OneDrive keeps it simple

As previously mentioned, I utilise OneDrive very heavily.  Because I pay for the Office 365 Home subscription, as well as getting installs of the Office 2016 suite for up to 5 nominated users, each user also gets 1TB of storage on OneDrive.  Consequently, for me, OneDrive is the centre of my off-site backup strategy. (We also have a Western Digital My Cloud device on our home network for on-site backup as it integrated easily with both the Windows File History and macOS Time Machine tools).

Although my Windows desktop syncs all its files into OneDrive (for back-up) I’m able to choose which folders from OneDrive get sync’ed onto my MacBook, protecting the limited storage of that device.  For example OneDrive contains all the raw footage from video projects shot over the last 2 years, but I don’t need that on the MacBook, so I only sync the folders containing the final edits.

Conversely I only need to synchronise the files I specifically put into the OneDrive folder on the MacBook up into the cloud (and onto the Windows PC).  For example, I’m currently tinkering around with an animated DVD menu structure, but I don’t need all the temporary and test files constantly uploading to the cloud – so I can leave them in their default locations on the MacBook SSD, and just move the final project into OneDrive once I’m happy it’s completed.

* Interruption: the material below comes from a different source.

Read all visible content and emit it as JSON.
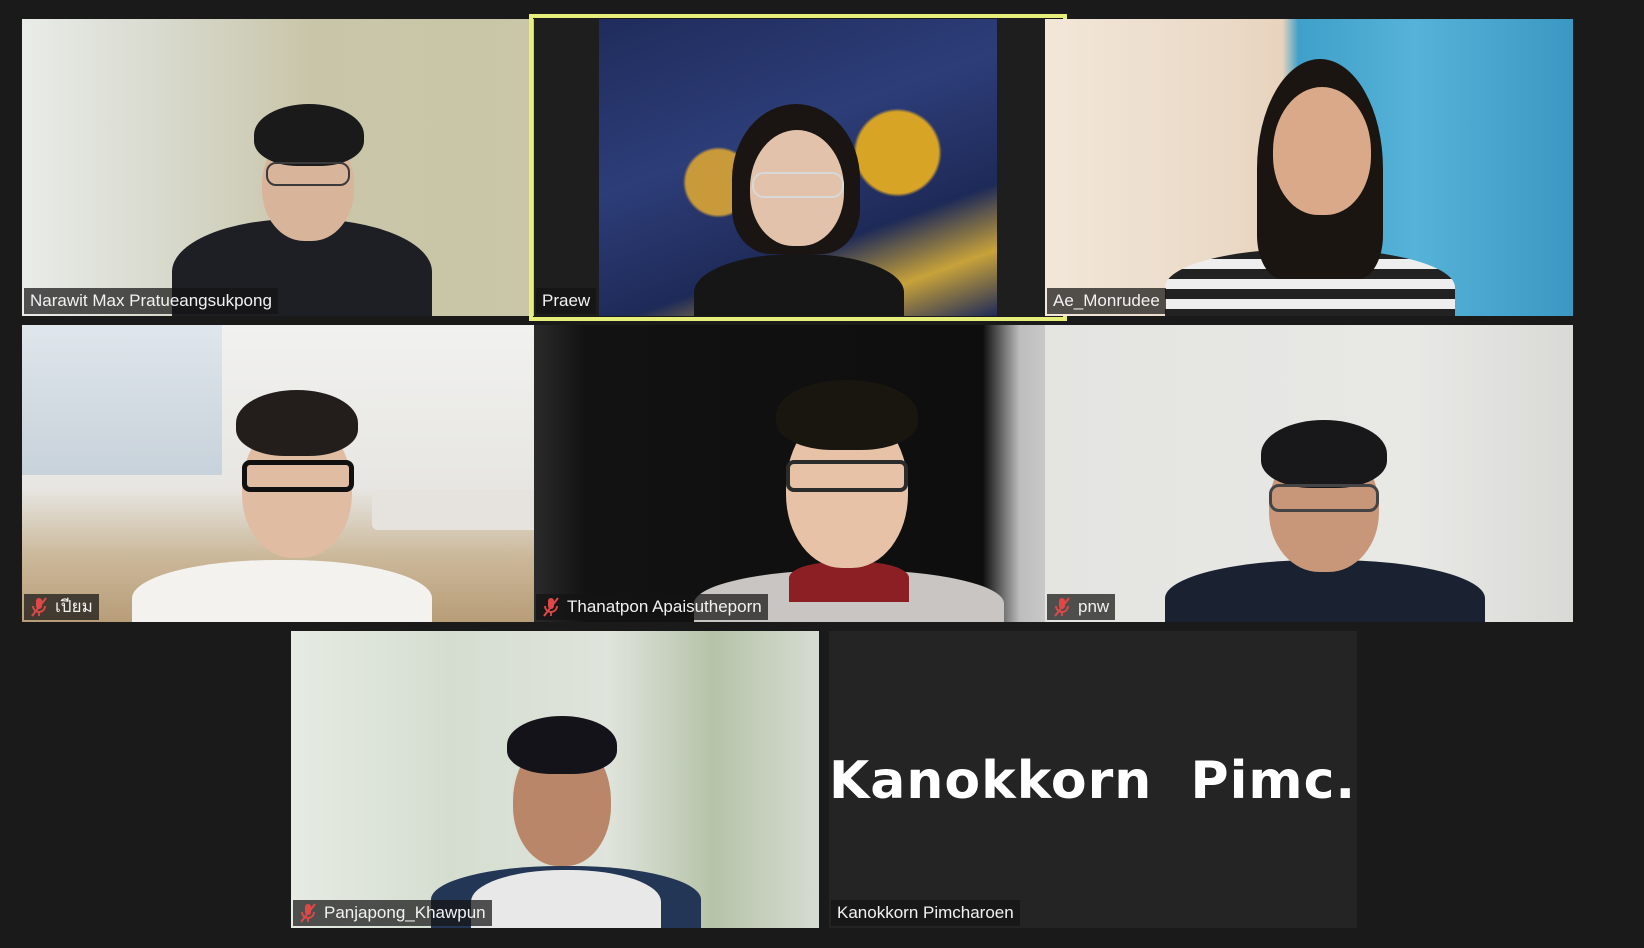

In line with what’s becoming a recurring theme in my posts – it’s because there’s such good cross-platform support that this service works as well as it does, and it shows that Microsoft’s “Cloud First/Mobile First” and “Mobility of experience” strategies really do work – they may have lost me as a Windows customer, but they still provide great support for the areas that I want to remain a Microsoft customer.  I.e. just because I’ve switched platforms, doesn’t mean they’ve completely lost my revenue.